Por otra parte, si nos sentimos Iglesia no nos debemos escandalizar ante el pecado de algunos hermanos, sino que deberíamos avergonzarnos, porque se mancha “nuestra Iglesia”, a la que pertenecemos. Quien se escandaliza está mirando los pecados de los hermanos desde fuera de la Iglesia, como quien “juzga”, como quien dice “ha sido él, no yo”. Quien se avergüenza, experimenta el error del hermano como suyo propio, porque “es su familia”, y por lo tanto tiene la ocasión de pedir perdón, y de ser portador de misericordia.

¿Por qué he sacado a colación el tema de los ataques a la Iglesia?

Imaginemos de nuevo el ejemplo del barquito. La flota de la Iglesia tiene que navegar muchas veces por mares encrespados, en medio de tormentas que originan olas enormes. El pequeño barco vive arropado por el resto de la flota, pero corre peligro de chocar con otros barcos, o alejarse de ellos, perdiéndose en medio de la inmensidad del océano. Se pone a prueba nuestra pericia naviera para mantener el rumbo.

Así pasa también en la vida real: cualquier ataque a la Iglesia nos repercute. Es nuestra familia, creemos en ella (así lo proclamamos en el Credo: Creo en la Iglesia…). Es nuestra responsabilidad contribuir, desde una vida santa, en la tarea de fortalecerla, purificarla, sobre todo desde nuestra oración y nuestro ejemplo.

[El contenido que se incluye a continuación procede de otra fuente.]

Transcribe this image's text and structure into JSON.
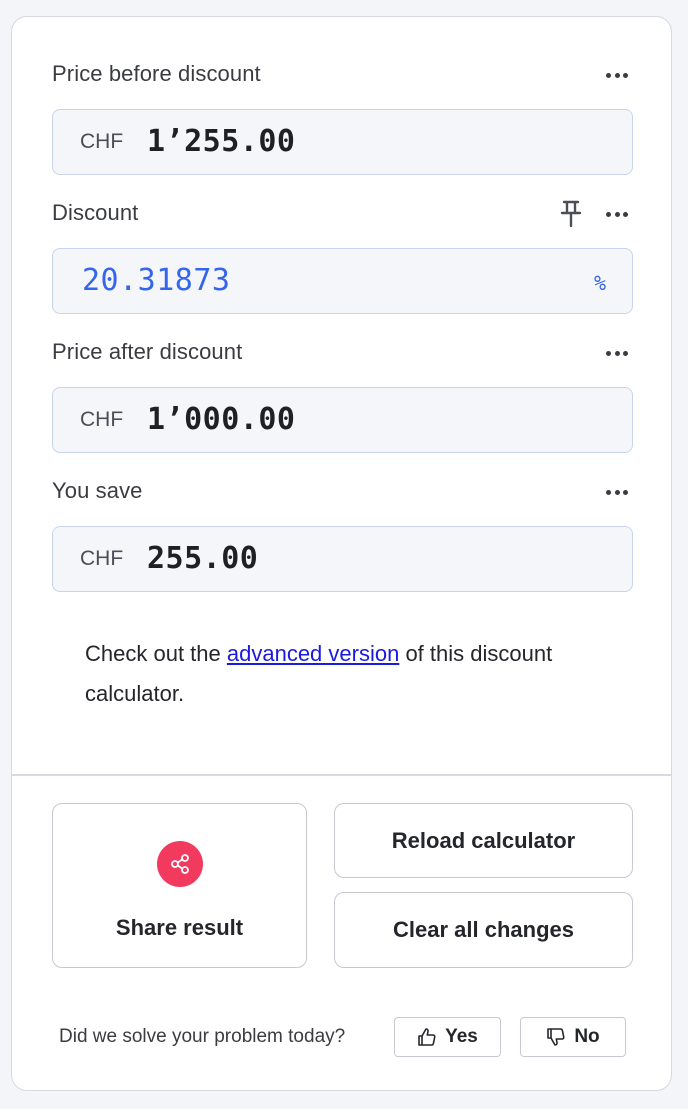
{
  "fields": [
    {
      "label": "Price before discount",
      "currency": "CHF",
      "value": "1’255.00"
    },
    {
      "label": "Discount",
      "value": "20.31873",
      "unit": "%"
    },
    {
      "label": "Price after discount",
      "currency": "CHF",
      "value": "1’000.00"
    },
    {
      "label": "You save",
      "currency": "CHF",
      "value": "255.00"
    }
  ],
  "note": {
    "prefix": "Check out the ",
    "link": "advanced version",
    "suffix": " of this discount calculator."
  },
  "actions": {
    "share": "Share result",
    "reload": "Reload calculator",
    "clear": "Clear all changes"
  },
  "feedback": {
    "question": "Did we solve your problem today?",
    "yes": "Yes",
    "no": "No"
  },
  "colors": {
    "accent_blue": "#3466ec",
    "share_red": "#f23a5f",
    "link": "#1a1ae0"
  },
  "icons": [
    "more-options-icon",
    "pin-icon",
    "share-icon",
    "thumbs-up-icon",
    "thumbs-down-icon"
  ]
}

Creer en la Iglesia supone amarla, respetarla, conocerla; por supuesto, no juzgarla, porque eso te lleva a mirarla desde fuera, como si no pertenecieras a ella; y, sobre todo, asumir nuestra responsabilidad, con nuestro carisma personal y comunitario, para contribuir con nuestra entrega en beneficio de la construcción de un Reino de Paz y Amor en la tierra.

¿Eres Iglesia? ¿Te sientes parte de esta gran familia? ¡Animo! ¡Vívela!